Esta mañana, el viento soplaba muy fuerte haciendo sonar las hojas de los árboles como si todo el bosque fuera un gran quitasueños. Una pareja de venados se atravesó frente a nosotros dándonos la bienvenida. Piji corrió a hacer lo suyo. Yo emprendí la caminata de todos los días. La mañana era fría pero el sol iluminaba el sendero haciendo brillar las hojas caídas. Era imposible no darse cuenta de que algo mágico nos hablaba en el lenguaje de las cosas. El bosque estaba vacío de gente, de testigos, mientras miles de árboles agitados por el viento ejecutaban un concierto dramático y quizá feliz. Cual conquistador, Piji trepó una pequeña colina e hizo caca bajo esa música heroica.

Hoy entendí algo sobre el sentido de estos paseos. En Lima, donde viví antes, solía hacer lo mismo frente al mar de la ciudad mientras Piji escarbaba la arena en busca de huesos enterrados y cangrejos.
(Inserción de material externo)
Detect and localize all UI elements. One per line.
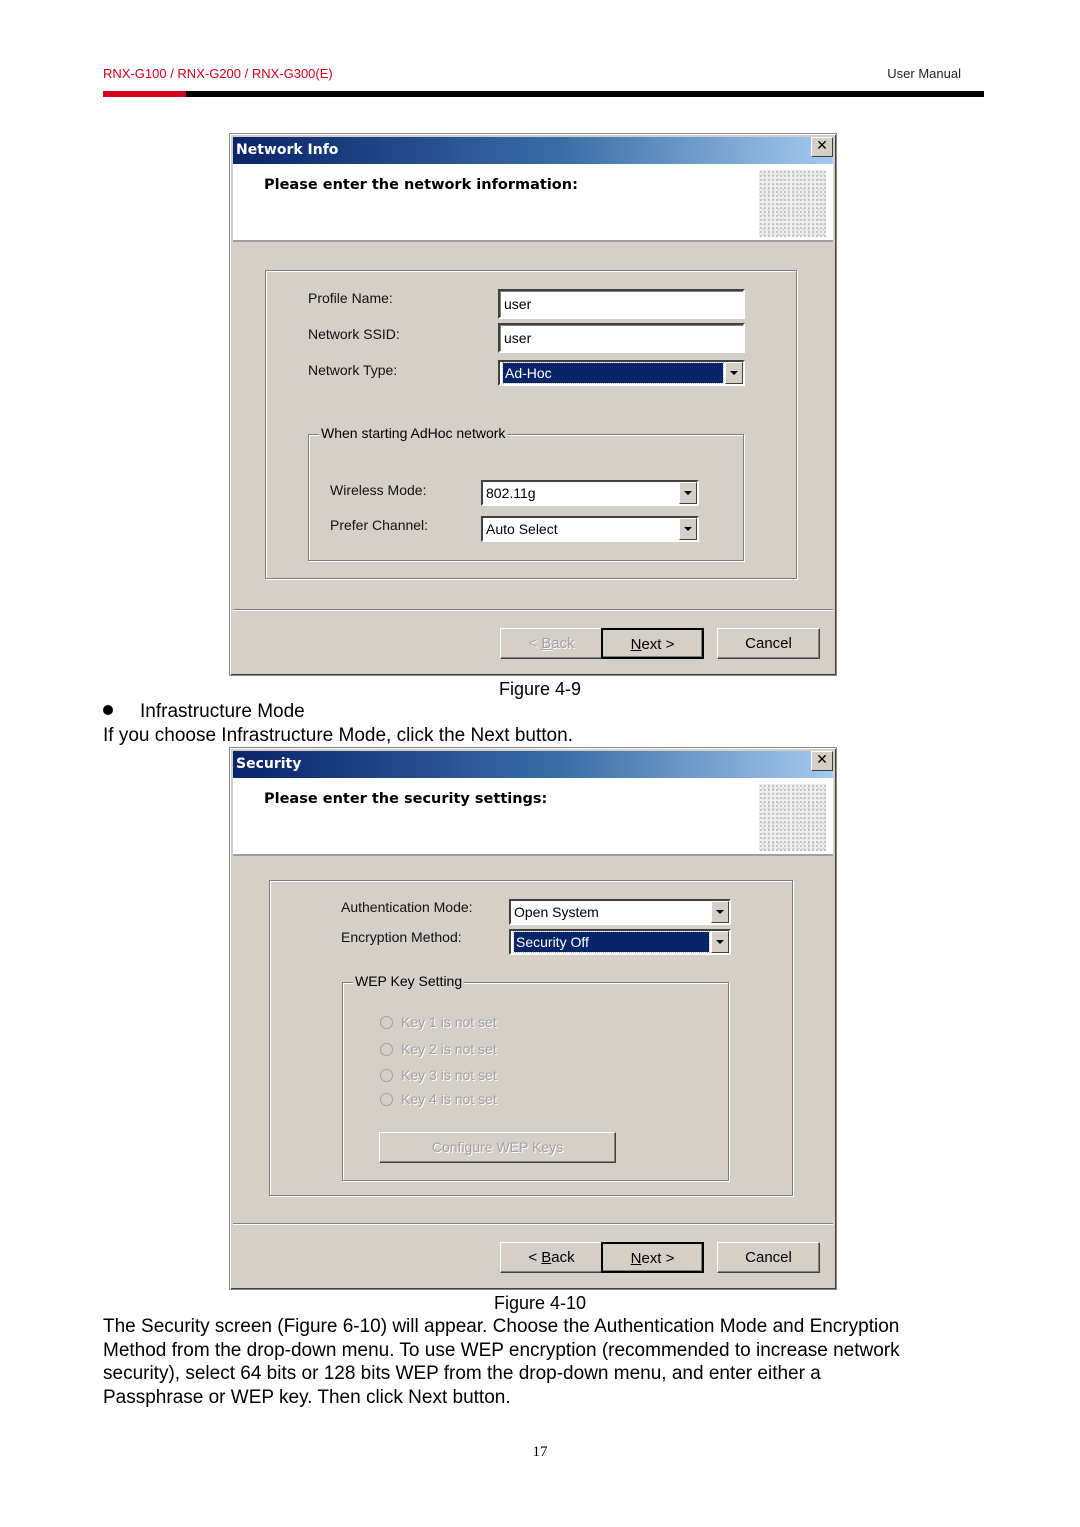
bullet-text: Infrastructure Mode [140,701,305,722]
close-icon: ✕ [816,752,828,768]
adhoc-group-label: When starting AdHoc network [319,425,508,441]
dialog-title: Network Info [233,137,833,164]
next-rest: ext > [641,636,675,653]
page-number: 17 [532,1444,548,1460]
chevron-down-icon[interactable] [679,482,697,504]
network-type-label: Network Type: [308,362,398,378]
description-line: Passphrase or WEP key. Then click Next b… [103,1386,511,1408]
back-rest: ack [551,635,575,652]
close-button[interactable]: ✕ [811,751,833,771]
wireless-mode-value: 802.11g [486,485,536,501]
next-button[interactable]: Next > [601,628,704,659]
description-line: The Security screen (Figure 6-10) will a… [103,1316,900,1337]
dialog-heading: Please enter the network information: [264,177,578,193]
encryption-select[interactable]: Security Off [509,929,731,955]
dialog-heading: Please enter the security settings: [264,791,548,807]
back-button[interactable]: < Back [500,628,603,659]
wireless-mode-select[interactable]: 802.11g [481,480,699,506]
key-label: Key 4 is not set [401,1091,497,1107]
chevron-down-icon[interactable] [711,931,729,953]
header-rule-accent [103,91,186,97]
cancel-button[interactable]: Cancel [717,1242,820,1273]
encryption-value: Security Off [513,931,710,953]
auth-mode-label: Authentication Mode: [341,899,473,915]
next-accesskey: N [630,636,642,653]
close-icon: ✕ [816,138,828,154]
wizard-logo-icon [759,784,826,851]
key-2-radio[interactable]: Key 2 is not set [380,1041,497,1057]
chevron-down-icon[interactable] [679,518,697,540]
key-4-radio[interactable]: Key 4 is not set [380,1091,497,1107]
auth-mode-value: Open System [514,904,599,920]
network-info-dialog: Network Info ✕ Please enter the network … [229,133,837,676]
ssid-input[interactable]: user [498,323,745,353]
header-models: RNX-G100 / RNX-G200 / RNX-G300(E) [103,66,333,81]
configure-wep-keys-button[interactable]: Configure WEP Keys [379,1132,616,1163]
key-label: Key 1 is not set [401,1014,497,1030]
key-label: Key 3 is not set [401,1067,497,1083]
header-doc-type: User Manual [887,66,961,81]
back-rest: ack [551,1249,575,1266]
dialog-banner: Please enter the network information: [233,164,833,242]
figure-caption-2: Figure 4-10 [493,1293,587,1313]
close-button[interactable]: ✕ [811,137,833,157]
profile-name-input[interactable]: user [498,289,745,319]
next-button[interactable]: Next > [601,1242,704,1273]
profile-name-label: Profile Name: [308,290,393,306]
auth-mode-select[interactable]: Open System [509,899,731,925]
key-label: Key 2 is not set [401,1041,497,1057]
security-dialog: Security ✕ Please enter the security set… [229,747,837,1290]
back-accesskey: B [541,1249,552,1266]
ssid-label: Network SSID: [308,326,400,342]
next-rest: ext > [641,1250,675,1267]
back-button[interactable]: < Back [500,1242,603,1273]
description-line: security), select 64 bits or 128 bits WE… [103,1363,821,1384]
radio-icon [380,1069,393,1082]
back-accesskey: B [541,635,552,652]
radio-icon [380,1093,393,1106]
key-3-radio[interactable]: Key 3 is not set [380,1067,497,1083]
intro-text: If you choose Infrastructure Mode, click… [103,725,573,746]
back-prefix: < [528,1249,542,1266]
figure-caption-1: Figure 4-9 [498,679,582,699]
wireless-mode-label: Wireless Mode: [330,482,427,498]
dialog-banner: Please enter the security settings: [233,778,833,856]
key-1-radio[interactable]: Key 1 is not set [380,1014,497,1030]
bullet-item: Infrastructure Mode [103,701,305,723]
radio-icon [380,1043,393,1056]
back-prefix: < [528,635,542,652]
network-type-select[interactable]: Ad-Hoc [498,360,745,386]
cancel-button[interactable]: Cancel [717,628,820,659]
encryption-label: Encryption Method: [341,929,462,945]
network-type-value: Ad-Hoc [502,362,724,384]
radio-icon [380,1016,393,1029]
description-line: Method from the drop-down menu. To use W… [103,1339,900,1361]
header-rule [103,91,984,97]
button-separator [233,609,833,611]
dialog-title: Security [233,751,833,778]
button-separator [233,1223,833,1225]
next-accesskey: N [630,1250,642,1267]
prefer-channel-value: Auto Select [486,521,558,537]
wep-group-label: WEP Key Setting [353,973,465,989]
description-paragraph: The Security screen (Figure 6-10) will a… [103,1315,900,1409]
prefer-channel-select[interactable]: Auto Select [481,516,699,542]
chevron-down-icon[interactable] [725,362,743,384]
prefer-channel-label: Prefer Channel: [330,517,429,533]
chevron-down-icon[interactable] [711,901,729,923]
bullet-icon [103,705,113,715]
wizard-logo-icon [759,170,826,237]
Luego de unos minutos ambos volvíamos sobre nuestros pasos para zambullirnos en ese mar de dos millones de vehículos y ocho millones de personas que es la capital del Perú. Caminar (acá o allá) es mucho más que mover las piernas. Caminar es una manera a veces desesperada y a veces inconsciente de huir del pesimismo de esta época. Hay días en que uno llega tan lejos en esa ruta que es posible encontrar una luz nueva, distinta, que te permite ver lo mismo de siempre pero con otro ánimo. Algo parecido a la serenidad.